A la recherche de financement

Si le projet est ficelé, Le Paysan urbain n’est pas encore lancé à Marseille. Il espère avoir prochainement l’agrément des services de l’Etat pour être chantier d’insertion et ainsi pouvoir embaucher. « Et on s’est mis en lien avec des structures d’insertion notamment Graines de soleil à Châteauneuf-les-Martigues, qui fait partie comme nous du réseau Jardin de Cocagne, (structures maraichères bio d’insertion). Ici, on représente un peu leur prototype de modèle urbain de ce qui pourrait être fait en complément des jardins », explique Benoît Liotard. Reste aussi la question financière à régler. Le Paysan urbain est soutenu par des donateurs privés et aidé par des fondations d’entreprise autour de l’insertion ou de l’alimentaire, comme Carrefour, Simply Market, la Banque populaire, Truffaut, Vinci. « Nous avons 25000 euros pour commencer mais il faudrait avoir entre cinq à dix fois plus. »

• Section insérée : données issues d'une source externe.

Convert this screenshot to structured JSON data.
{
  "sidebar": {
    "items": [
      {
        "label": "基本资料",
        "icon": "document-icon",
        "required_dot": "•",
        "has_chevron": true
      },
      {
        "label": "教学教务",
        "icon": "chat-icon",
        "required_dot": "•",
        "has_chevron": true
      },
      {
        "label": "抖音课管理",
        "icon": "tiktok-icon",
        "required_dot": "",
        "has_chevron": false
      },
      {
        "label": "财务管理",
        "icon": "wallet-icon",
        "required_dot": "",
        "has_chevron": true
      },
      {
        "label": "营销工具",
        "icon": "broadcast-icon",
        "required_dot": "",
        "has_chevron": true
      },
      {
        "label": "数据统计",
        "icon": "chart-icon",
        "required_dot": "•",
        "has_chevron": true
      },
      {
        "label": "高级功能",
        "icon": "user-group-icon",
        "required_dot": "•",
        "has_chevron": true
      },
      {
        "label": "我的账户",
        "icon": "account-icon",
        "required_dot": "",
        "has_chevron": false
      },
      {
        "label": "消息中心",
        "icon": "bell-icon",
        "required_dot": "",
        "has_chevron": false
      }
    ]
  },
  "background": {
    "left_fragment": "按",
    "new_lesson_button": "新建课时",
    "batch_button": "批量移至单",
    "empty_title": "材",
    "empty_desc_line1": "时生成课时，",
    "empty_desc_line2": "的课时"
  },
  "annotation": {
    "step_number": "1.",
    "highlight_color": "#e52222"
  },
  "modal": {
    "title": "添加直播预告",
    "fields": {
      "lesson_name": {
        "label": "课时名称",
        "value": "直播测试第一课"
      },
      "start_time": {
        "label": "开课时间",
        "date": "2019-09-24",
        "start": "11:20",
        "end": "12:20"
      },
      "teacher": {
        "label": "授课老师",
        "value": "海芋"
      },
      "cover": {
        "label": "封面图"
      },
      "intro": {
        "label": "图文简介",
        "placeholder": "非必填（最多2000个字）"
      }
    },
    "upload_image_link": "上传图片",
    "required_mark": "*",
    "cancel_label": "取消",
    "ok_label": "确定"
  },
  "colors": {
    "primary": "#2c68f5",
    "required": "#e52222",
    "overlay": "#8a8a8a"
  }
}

Finaliste du concours national 2018 « La France s’engage »

La structure s’est également mis en quête de subventions et fait partie des 40 finalistes du concours 2018 de la fondation « La France s’engage ». Ce concours soutient des projets d’innovation sociale développés par des acteurs de l’économie sociale et solidaire, et répondant à des problèmes sociaux (exclusion, chômage…) en proposant un soutien financier conséquent compris entre 50 000 et 300 000 euros, et un accompagnement au changement d’échelle. Le Paysan urbain est invité à pitcher à Paris, les 16 et 17 mai. Un vote du public permet de contribuer à la note finale attribuée par le jury. Ce dernier retient ensuite 15 projets présentés au Conseil d’administration de la Fondation qui sélectionne les dix lauréats de la promotion 2018. Ils seront annoncés le 21 juin, à Paris.